Desert Isle Keeper
Anna and the French Kiss
When my teenage student walked into my classroom, slammed a copy of this book on the desk, and announced, in audible capital letters, “THIS IS THE BEST BOOK EVER WRITTEN,” I knew Anna and the French Kiss was something special. A contemporary story of discovering the world and yourself at the same time, Anna works for readers of any age. If you read young adult, read Anna. If you don’t read young adult, start with Anna. You won’t be sorry.
Anna Oliphant wants to stay at her Georgia high school with her best friend, the cute boy at the Multiplex named Toph, and the familiarity of United States rites of passage like Homecoming and Prom. Her father, however, has other plans: Anna will acquire Culture by spending her senior year in Paris. Anna, who speaks no French and has barely traveled, struggles to fit into this strange new world. Can she make new friends without replacing her best friend back home? Can she make new friends, full stop? Would getting to know Etienne St. Clair, her gorgeous French-American classmate, be a betrayal of the relationship she and Toph never had a chance to begin? Will she ever learn enough French to order something besides bread?

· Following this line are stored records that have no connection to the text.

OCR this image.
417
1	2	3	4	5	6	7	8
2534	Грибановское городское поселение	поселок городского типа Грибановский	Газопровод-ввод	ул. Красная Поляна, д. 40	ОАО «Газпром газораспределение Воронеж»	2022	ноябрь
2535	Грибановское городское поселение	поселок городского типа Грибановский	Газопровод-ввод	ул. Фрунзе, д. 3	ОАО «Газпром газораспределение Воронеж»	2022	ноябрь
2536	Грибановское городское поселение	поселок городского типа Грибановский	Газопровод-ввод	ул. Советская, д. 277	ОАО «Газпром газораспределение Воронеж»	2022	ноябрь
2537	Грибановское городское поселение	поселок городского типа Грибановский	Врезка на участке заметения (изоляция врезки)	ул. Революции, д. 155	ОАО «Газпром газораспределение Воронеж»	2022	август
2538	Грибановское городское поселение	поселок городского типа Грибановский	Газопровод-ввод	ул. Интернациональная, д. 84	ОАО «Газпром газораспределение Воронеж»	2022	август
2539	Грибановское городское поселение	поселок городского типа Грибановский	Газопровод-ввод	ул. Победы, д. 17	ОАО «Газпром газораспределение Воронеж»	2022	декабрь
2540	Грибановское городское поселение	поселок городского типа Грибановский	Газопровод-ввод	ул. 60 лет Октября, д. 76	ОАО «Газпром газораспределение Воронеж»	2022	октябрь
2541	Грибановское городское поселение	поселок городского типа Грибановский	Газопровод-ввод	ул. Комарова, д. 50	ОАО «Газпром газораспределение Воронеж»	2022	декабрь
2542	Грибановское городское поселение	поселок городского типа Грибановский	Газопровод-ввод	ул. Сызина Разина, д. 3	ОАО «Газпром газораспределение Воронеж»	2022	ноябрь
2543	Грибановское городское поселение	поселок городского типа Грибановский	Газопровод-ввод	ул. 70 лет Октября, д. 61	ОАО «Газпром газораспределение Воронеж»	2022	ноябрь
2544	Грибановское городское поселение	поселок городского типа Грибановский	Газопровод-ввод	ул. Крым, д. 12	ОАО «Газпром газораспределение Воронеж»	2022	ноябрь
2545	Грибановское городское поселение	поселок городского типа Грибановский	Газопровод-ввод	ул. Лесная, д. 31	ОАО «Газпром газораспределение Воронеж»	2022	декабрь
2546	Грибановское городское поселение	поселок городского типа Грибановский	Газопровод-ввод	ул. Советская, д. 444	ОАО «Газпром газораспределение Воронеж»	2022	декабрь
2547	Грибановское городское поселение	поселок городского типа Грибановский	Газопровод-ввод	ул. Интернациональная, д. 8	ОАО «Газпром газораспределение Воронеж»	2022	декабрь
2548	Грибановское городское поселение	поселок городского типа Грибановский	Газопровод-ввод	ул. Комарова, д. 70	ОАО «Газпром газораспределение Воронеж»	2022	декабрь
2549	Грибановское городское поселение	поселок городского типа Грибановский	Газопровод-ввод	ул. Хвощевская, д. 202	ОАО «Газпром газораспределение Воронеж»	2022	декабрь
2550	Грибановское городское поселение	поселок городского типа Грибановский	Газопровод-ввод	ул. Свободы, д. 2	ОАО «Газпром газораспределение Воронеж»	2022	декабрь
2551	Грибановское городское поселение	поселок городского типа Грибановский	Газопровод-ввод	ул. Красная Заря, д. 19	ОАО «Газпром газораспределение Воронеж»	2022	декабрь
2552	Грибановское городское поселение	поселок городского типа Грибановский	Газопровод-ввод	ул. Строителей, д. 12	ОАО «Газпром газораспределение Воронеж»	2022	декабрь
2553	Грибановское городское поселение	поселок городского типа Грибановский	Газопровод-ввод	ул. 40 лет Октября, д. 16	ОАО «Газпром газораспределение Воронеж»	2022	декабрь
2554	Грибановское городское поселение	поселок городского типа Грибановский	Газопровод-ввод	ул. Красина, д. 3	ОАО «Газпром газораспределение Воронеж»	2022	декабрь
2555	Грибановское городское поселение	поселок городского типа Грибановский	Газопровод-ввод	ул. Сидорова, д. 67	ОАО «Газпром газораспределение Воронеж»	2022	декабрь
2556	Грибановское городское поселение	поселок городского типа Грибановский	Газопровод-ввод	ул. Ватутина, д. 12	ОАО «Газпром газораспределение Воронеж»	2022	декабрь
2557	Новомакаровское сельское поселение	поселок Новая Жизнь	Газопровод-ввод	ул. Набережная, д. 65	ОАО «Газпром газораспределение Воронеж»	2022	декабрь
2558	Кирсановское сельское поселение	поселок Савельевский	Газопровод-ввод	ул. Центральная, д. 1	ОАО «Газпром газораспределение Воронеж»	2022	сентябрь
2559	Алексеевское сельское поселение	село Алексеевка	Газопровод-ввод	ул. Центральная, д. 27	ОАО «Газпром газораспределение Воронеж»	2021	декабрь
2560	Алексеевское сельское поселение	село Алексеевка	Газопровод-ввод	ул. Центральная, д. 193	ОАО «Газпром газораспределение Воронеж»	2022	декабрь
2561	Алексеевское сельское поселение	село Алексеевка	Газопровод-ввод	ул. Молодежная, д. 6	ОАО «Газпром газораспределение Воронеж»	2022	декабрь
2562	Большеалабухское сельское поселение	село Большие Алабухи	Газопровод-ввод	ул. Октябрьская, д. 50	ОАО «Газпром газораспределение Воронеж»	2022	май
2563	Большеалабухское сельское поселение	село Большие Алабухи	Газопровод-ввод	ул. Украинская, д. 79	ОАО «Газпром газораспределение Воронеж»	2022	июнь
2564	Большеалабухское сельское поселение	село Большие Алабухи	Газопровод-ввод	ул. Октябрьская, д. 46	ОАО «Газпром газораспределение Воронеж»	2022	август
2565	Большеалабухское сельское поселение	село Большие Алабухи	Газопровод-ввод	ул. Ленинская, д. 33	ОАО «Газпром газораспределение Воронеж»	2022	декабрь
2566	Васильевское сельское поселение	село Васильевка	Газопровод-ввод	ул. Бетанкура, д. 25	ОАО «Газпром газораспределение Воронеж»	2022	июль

Anna is a lively, engaging first-person narrator, often laugh-out-loud funny (her father’s Nicholas Sparks-style books, for instance, are “about folks with Good American Values who Fall in Love and then contract Life-Threatening Diseases and Die”). I appreciated the fact that Anna takes her teenage conflicts seriously without acting melodramatic – in fact, the emotional manipulation is something she can’t stand about her father’s books. Etienne has more depth than typical YA love interests, including a life beyond Anna. What’s most appealing about him to me, as an adult reader, is how good he is for Anna. He helps her with French. He takes her around Paris, overcoming his fear of heights to show her the tall parts. He supports her as she struggles with her family and friends back home. He’s not a glamorous bad boy or a stalker-admirer, but rather an ordinary guy – the stuff of which stable (albeit affluent, cosmopolitan, and good-looking!) long-term partners are made.
It’s a tribute to the richness of the story that Anna seems be a slightly different book for everyone I’ve talked to who read it. For my student, Anna captured the instability of even the best-intentioned teen friendships and relationships. This is not an oversimplified “I knew we’d be best friends immediately” or “Of course I forgive you, what are friends for?” sort of book. It’s filled with credible, cringe-worthy screwups, a fair share committed by Anna herself, and the solutions, when they exist, are not oversimplified. By contrast, I connected Anna’s insecurity in a foreign city to my own years as an expat. I’ve also felt Anna’s reverse-culture shock upon returning home, and her awkwardness with friends and family who don’t really want to hear about her new life. (In one authentic example, Anna rejects drive-through coffee and is accused of being a Eurofied snob). My sister found a third story in the book, relating Anna’s boarding school isolation to her own first months at college, and said she wished she’d read the book before she went to school, as it would have helped her feel less alone.
If you like interesting, detailed settings, quality writing, and a heroine worth rooting for, I wholeheartedly encourage you give Anna and the French Kiss a try. I wonder what story it will be for you.